Over the past two years, we have analyzed Management’s Annual Report on Internal Control Over financial Reporting and the Report of the Independent Registered Public Accounting Firm for instances where a material weakness in a company’s internal controls over financial reporting is identified. Our research indicates certain trends in the nature of identified material weaknesses and allows us to work with our clients to ensure risk is addressed when designing and testing their control environments.
Material weaknesses identified in our research indicates companies continue to struggle with controls around financial reporting, tax provisions and entity level controls as these areas are the most frequently identified material weaknesses. These areas are consistently noted in our continuous research that stretches back to the beginning of 2013. In the current period reviewed, weaknesses in companies’ controls over accounting estimates are an area of increasing occurrence. We examined filings from July 1, 2013 to February 28, 2014, and, combined with our prior research, have identified the following trends in material weaknesses disclosed since the beginning of 2013.
INADEQUATE CONTROLS AROUND FINANCIAL REPORTING
Financial reporting controls continue to be the vast majority of identified material weaknesses, which is consistent with findings over the past year. Disclosures not prepared by employees with the requisite knowledge, companies lacking formalized controls around the review of financial statement disclosures, or companies unaware of the impact of new promulgated regulatory requirements and the impact on financial reporting are the most common control weaknesses.
ENTITY LEVEL CONTROLS
The number of material weaknesses associated with entity level controls, or the control environment, continues to be one of the top areas identified by company management and their auditors. On May 14, 2013, The Committee of Sponsoring Organizations of the Treadway Commission (“COSO”) released an updated version of its Internal Control – Integrated Framework. While the core definition of internal control and the five components remain largely unchanged, the revised framework reflects considerations of many changes in the business and operating environments including:
- Expectations for governance oversight,
- Globalization of markets and operations,
- Changes and greater complexities of business,
- Demands and complexities in laws, rules, regulations, and standards,
- Expectations for competencies and accountabilities,
- Use of, and reliance on, evolving technologies, and
- Expectations relating to preventing and detecting fraud.
The newly revised Integrated Framework refocuses companies and their auditors to evaluate the robustness of the entity level controls. The application of the revised Integrated Framework to non-financial reporting aspects of an organization led to many newly identified material weaknesses in a company’s entity level controls. Companies should revisit their risk assessment and consider control improvements.
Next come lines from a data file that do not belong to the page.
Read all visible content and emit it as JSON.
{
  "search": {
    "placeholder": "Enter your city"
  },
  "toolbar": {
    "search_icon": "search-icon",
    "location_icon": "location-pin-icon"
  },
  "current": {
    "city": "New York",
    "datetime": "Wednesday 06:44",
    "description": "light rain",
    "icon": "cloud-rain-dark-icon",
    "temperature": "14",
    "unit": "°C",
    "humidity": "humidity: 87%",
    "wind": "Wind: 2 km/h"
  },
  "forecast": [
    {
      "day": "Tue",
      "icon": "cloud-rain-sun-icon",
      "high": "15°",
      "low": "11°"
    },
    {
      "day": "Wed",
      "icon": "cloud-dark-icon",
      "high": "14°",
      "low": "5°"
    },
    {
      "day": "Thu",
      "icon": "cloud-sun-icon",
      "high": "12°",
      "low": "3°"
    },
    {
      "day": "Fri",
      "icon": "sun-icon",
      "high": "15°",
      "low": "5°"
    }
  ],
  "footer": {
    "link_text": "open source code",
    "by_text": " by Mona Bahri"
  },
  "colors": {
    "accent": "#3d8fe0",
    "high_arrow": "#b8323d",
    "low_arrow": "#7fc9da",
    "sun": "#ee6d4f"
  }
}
Material weaknesses relating to accounting estimates are an area of increasing occurrence, most notably due to the expertise and professional judgment required to support certain accounting estimates. We note the most common types of accounting estimates receiving material weaknesses pertained to allowances (doubtful accounts, loan losses), valuation of financial instruments and valuation of postretirement benefit obligations. The PCAOB and SEC have continued to focus on the reasonableness of companies’ estimates. Auditors are challenging companies’ estimates and it’s become increasingly important to ensure adequate and competent resources are in place to develop and support the various estimates within the financial reporting process.
Material weaknesses with the design and operation of controls covering the completeness and accuracy of the tax provision are common. Companies recognize they have a deficiency of technical expertise in place to ensure that the process was properly controlled and misstatements would be identified. Companies found they needed more people involved in the process, as well as people with technical expertise in the area.
Our significant experience assisting companies in addressing control deficiencies through process remediation and process improvement allows us to support companies with the development of a robust, yet cost-effective approach in order to enhance their control environments. Streamlined, efficient control structures generate savings as control environments operate and are tested for compliance. Additionally, companies are better prepared to address risk and prevent the occurrence of a material weakness.